2- Le contenu de la réglementation
Généralement, le règlement local institue des ZPR c’est-à-dire des zones dans lesquelles la
publicité ou les enseignes sont soumises à des prescriptions plus sévères que le régime
général. De manière constante, le juge administratif précise que le maire dispose « d’un large
pouvoir d’appréciation » dans la fixation de ces règles qui doivent poursuivre un objectif de
protection du cadre de vie. On précisera que, conformément à l’article L.581-18, dans les
ZPR, l’installation d’une enseigne est soumise à autorisation. Cela ne permet cependant pas
au maire d’instituer un régime d’autorisation préalable sur l’ensemble du territoire communal
et donc dans des secteurs qui ne sont pas couverts par une ZPR (CAA Marseille, 2 juin 1998,
Courquin, RJE n°3/2000 p.472).
Force est cependant de constater la faiblesse du contentieux en matière de règlement local des
enseignes. La participation des principaux intéressés à l’élaboration des règles qu’ils devront
par la suite respecter y est très probablement pour beaucoup. Il ne faut pas perdre de vue que
l’enseigne est un accessoire essentiel à l’exercice d’une activité économique et que si la
protection du cadre de vie est d’intérêt général, la liberté du commerce et de l’industrie l’est
tout autant…
Toutefois a été jugé illégal, le règlement de Montpellier interdisant par mesure générale toute
enseigne par projection intermittente à l’exception des journaux électroniques que la ville
installera pour son propre compte (CE, 20 septembre 1993, Sté Sayag Electronic).

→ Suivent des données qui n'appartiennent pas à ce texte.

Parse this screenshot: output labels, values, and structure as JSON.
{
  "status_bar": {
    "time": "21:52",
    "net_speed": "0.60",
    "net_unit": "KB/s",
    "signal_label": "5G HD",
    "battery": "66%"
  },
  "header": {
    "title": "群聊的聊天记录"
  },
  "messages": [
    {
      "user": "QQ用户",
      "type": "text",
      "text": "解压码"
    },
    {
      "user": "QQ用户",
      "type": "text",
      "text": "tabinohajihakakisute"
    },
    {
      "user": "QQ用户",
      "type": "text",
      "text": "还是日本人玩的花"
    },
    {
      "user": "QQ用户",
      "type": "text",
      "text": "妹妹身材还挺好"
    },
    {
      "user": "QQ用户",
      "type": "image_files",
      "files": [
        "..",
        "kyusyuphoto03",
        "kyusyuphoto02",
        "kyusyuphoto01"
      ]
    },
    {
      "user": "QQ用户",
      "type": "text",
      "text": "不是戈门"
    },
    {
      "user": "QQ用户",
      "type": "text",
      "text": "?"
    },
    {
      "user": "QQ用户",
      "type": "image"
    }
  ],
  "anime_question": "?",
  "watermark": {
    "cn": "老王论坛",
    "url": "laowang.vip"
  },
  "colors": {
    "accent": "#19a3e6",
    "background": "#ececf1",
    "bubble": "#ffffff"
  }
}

En revanche, a été jugé légal, le règlement de la ville de Paris instituant une ZPR n°2 dans
laquelle les enseignes devront suivre des prescriptions relative à la lumière et aux caractères
des enseignes autorisées (CE, 29 juill. 1994, Ministre de l’équipement c/ Sté Sayag
Electronic, Quot. Jur. 29 nov. 1994, p.5).
B) La procédure allégée
6
Elle est prévue aux articles L.581-4-II et L.581-4-III. Ici la mise en place du groupe de travail
n’est pas nécessaire, un arrêté municipal suffit après l’avis de la commission départementale
des sites dont l’avis est réputé acquis s’il n’a pas été émis dans les deux mois de la demande
adressée par le maire au préfet.
Cette procédure allégée a une contrepartie tenant aux possibilités limitées d’adaptation du
régime national.
En effet, les adaptations ne concernent que :
les modalités d’implantation des enseignes apposées à plat sur un mur ou parallèlement à
un mur (R.581-56) ;
la dérogation à l’interdiction d’apposer des enseignes perpendiculaires au mur devant une
fenêtre ou un balcon (dernier alinéa de l’article R.581-57) ;
les modalités d’installation des enseignes installées sur les toitures et les terrasses en
tenant lieu (troisième et quatrième alinéa de l’article R.581-58) ;
enfin, uniquement lorsque les enseignes contribuent de façon déterminante à la mise en
valeur des lieux considérés ou aux activités qui y sont exercées, des dérogations aux
conditions de surface définies par l’article R.581-60.